The Miami Marlins are counting on stabilizing some of their position player slots in 2014 with important prospects at various places. The Fish have the luxury of one of those positions being covered potentially by two different players. The last time Miami fielded a competent, above-average player at center field for the majority of the season, the team had someone named Cody Ross, and they let him leave for the San Francisco Giants for nothing. During that time and since then, Miami has suffered through failed prospects and ugly attempts at settling the position without much resolution.
Now, the Marlins have two prospects who could take over the center field position on a permanent basis. Marcell Ozuna is a right fielder by trade but the Fish saw enough good from him last year that the team could turn to him as the center fielder of the future. Ozuna holds some promise at the plate and appears to be a significantly better defender than previously thought, in particular in center field. Could he be the future in center that players like Cameron Maybin and Emilio Bonifacio failed to be in the past?
Why is Ozuna a Key to Success?
Ozuna is a prominent member of the future of this roster for two reasons. The more immediate one is that his development could lead to the center field position being resolved for the future. Ozuna proved last season that he is defensively ready to handle the wide ranges of center field in Marlins Park, and the scouting report on him always included good things to say about his cannon arm. Now that the team knows he can manage in center field, the attention can turn to his offense, where he is raw but has a tantalizing power tool. Given the fact that the Marlins have been bereft of power on their roster and have been looking for help there, having a player with 60-plus grade power in the developmental system is a boon for the organization.
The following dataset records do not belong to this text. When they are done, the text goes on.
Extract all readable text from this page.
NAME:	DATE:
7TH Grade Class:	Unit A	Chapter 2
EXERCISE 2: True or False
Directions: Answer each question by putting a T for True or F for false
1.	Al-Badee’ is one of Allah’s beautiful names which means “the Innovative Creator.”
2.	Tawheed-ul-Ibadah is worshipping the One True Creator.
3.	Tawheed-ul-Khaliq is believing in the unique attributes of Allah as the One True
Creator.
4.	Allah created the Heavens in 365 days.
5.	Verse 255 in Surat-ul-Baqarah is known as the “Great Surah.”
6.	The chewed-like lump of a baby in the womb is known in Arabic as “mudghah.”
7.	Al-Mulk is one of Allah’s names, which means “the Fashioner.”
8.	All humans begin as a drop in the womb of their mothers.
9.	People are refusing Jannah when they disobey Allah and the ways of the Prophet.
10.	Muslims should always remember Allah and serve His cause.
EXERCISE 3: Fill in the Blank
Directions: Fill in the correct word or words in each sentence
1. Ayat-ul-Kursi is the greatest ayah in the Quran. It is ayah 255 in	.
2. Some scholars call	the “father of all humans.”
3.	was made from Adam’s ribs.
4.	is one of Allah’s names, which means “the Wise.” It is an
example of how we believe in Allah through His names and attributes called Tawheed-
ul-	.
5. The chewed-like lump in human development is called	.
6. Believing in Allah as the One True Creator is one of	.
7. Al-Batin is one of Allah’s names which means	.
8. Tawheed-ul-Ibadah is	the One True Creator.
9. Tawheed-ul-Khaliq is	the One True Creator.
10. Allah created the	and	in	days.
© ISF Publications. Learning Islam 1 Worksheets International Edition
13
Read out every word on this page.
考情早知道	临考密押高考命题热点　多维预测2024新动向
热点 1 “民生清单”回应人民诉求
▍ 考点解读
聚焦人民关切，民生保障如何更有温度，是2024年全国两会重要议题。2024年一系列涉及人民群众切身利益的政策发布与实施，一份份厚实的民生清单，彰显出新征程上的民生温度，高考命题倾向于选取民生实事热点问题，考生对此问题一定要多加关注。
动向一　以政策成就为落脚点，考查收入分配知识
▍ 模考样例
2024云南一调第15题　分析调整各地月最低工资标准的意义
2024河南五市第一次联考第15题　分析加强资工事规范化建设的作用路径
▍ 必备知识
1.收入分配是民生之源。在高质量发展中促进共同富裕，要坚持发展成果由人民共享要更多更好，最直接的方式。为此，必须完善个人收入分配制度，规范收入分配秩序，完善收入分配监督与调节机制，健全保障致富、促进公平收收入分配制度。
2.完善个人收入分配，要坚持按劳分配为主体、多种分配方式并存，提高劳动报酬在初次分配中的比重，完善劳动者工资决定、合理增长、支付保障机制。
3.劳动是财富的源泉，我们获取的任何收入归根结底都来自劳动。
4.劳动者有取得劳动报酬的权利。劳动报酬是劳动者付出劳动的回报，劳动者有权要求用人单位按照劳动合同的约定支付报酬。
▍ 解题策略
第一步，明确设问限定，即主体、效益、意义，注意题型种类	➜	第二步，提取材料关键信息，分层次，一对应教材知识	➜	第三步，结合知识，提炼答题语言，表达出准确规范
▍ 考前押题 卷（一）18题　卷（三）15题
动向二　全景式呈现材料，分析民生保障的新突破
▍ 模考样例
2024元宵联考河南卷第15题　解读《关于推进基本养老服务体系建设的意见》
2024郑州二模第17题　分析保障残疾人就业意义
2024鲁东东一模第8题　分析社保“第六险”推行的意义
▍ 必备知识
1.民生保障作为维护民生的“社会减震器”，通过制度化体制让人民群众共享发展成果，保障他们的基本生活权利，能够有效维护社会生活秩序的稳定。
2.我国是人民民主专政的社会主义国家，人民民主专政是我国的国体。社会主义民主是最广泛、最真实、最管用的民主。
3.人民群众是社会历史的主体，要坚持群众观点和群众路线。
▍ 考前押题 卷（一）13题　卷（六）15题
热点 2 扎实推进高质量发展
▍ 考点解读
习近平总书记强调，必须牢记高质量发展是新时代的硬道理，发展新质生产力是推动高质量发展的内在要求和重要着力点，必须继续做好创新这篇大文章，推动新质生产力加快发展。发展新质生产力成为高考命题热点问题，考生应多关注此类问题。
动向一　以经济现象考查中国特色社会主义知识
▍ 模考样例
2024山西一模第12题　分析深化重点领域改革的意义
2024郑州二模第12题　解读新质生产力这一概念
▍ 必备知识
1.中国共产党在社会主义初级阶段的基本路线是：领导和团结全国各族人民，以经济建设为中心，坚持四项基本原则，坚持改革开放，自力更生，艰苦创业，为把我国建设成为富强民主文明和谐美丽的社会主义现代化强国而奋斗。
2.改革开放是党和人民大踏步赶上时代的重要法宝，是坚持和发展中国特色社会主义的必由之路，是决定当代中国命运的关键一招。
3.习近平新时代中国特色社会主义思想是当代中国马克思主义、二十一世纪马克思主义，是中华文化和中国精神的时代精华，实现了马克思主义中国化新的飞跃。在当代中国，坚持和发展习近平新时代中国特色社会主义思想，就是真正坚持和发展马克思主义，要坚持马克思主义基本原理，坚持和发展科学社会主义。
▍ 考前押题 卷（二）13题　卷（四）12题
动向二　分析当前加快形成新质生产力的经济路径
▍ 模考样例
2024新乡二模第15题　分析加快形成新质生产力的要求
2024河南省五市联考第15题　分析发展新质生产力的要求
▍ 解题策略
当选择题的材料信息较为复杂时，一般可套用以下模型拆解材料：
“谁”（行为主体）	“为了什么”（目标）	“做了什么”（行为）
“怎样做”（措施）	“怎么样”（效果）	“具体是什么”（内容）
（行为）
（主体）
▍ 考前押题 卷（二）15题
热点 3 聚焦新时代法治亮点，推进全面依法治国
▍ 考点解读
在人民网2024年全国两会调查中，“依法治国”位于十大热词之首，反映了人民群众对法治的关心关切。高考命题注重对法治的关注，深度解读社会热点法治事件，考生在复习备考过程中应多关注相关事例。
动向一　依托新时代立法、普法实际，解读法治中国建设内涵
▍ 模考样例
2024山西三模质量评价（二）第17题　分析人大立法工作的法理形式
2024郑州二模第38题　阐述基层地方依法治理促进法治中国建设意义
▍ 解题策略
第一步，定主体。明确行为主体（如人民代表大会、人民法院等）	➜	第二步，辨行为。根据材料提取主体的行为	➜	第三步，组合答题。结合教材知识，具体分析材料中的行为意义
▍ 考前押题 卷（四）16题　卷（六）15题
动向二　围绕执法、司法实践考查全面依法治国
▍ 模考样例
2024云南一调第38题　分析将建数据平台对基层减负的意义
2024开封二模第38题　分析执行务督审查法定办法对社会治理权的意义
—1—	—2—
Ozuna's offensive and defensive development are important, but his most important role may not even be at the position he will play next season. Ozuna holds special importance because of the Marlins' uncertain situation in right field. Since Miami failed to re-sign Giancarlo Stanton to a long-term extension, his future with the team is in grave doubt. It is unlikely to happen in the 2014 season, but the Marlins and Stanton are headed toward a permanent breakup via trade in the next two years. If that is the case, the Marlins will need to fill his shoes somehow, in both the outfield and power departments. Ozuna at his best is by no means Giancarlo Stanton, but Miami would at least have a ready replacement who is Major League-capable if Stanton is to leave. The Fish entered this season with three outfield prospects of note, and it is increasingly looking like, by 2015, they might need all three to play for them at once.
Ozuna may be an interesting offensive player, but he is by no means a complete one. His one major tool is power, but his lack of other tools is a concern going forward. As he displayed last year, he shows no propensity to take pitches and earn walks, and while he has improved on his contact rates and is not close to Stanton-level in the strikeout department, he still whiffs enough to make his on-base percentage a concern. No matter how well the slugging percentage goes for Ozuna, a .300 OBP would be a difficult obstacle on the way to being a regular and valuable contributor to the offense.
But that would be more of a concern if the Marlins had even seen any of the power that Ozuna was advertising. He was given ample opportunity in 2013 and hit only three home runs, only one of which was particularly impressive. The power that he was supposed to display looked missing, as Ozuna only racked up a .124 ISO on the year, a mark worse than guys like Leonys Martin, Jacoby Ellsbury, and Daniel Murphy. Without power, the rest of Ozuna's game on offense would be highly exposed, and that could prove to be the biggest obstacle of them all.
Marcell Ozuna is expected to be the frontrunner for the center field position for Miami this upcoming season, meaning he will at least get a chance to open the year as a full-time player. The likely results seem as difficult to predict as any other player on the Marlins' roster; the odds that Ozuna repeats a potentially Gold Glove performance in center field or hits just three homers again after displaying 20-homer power in the minors are both low, but the fact that they happened last year make them possibilities this season. Ozuna is a blank slate for Marlins fans, and only one other player, the next one on this Keys to Success list, could be more open to interpretation for this upcoming campaign.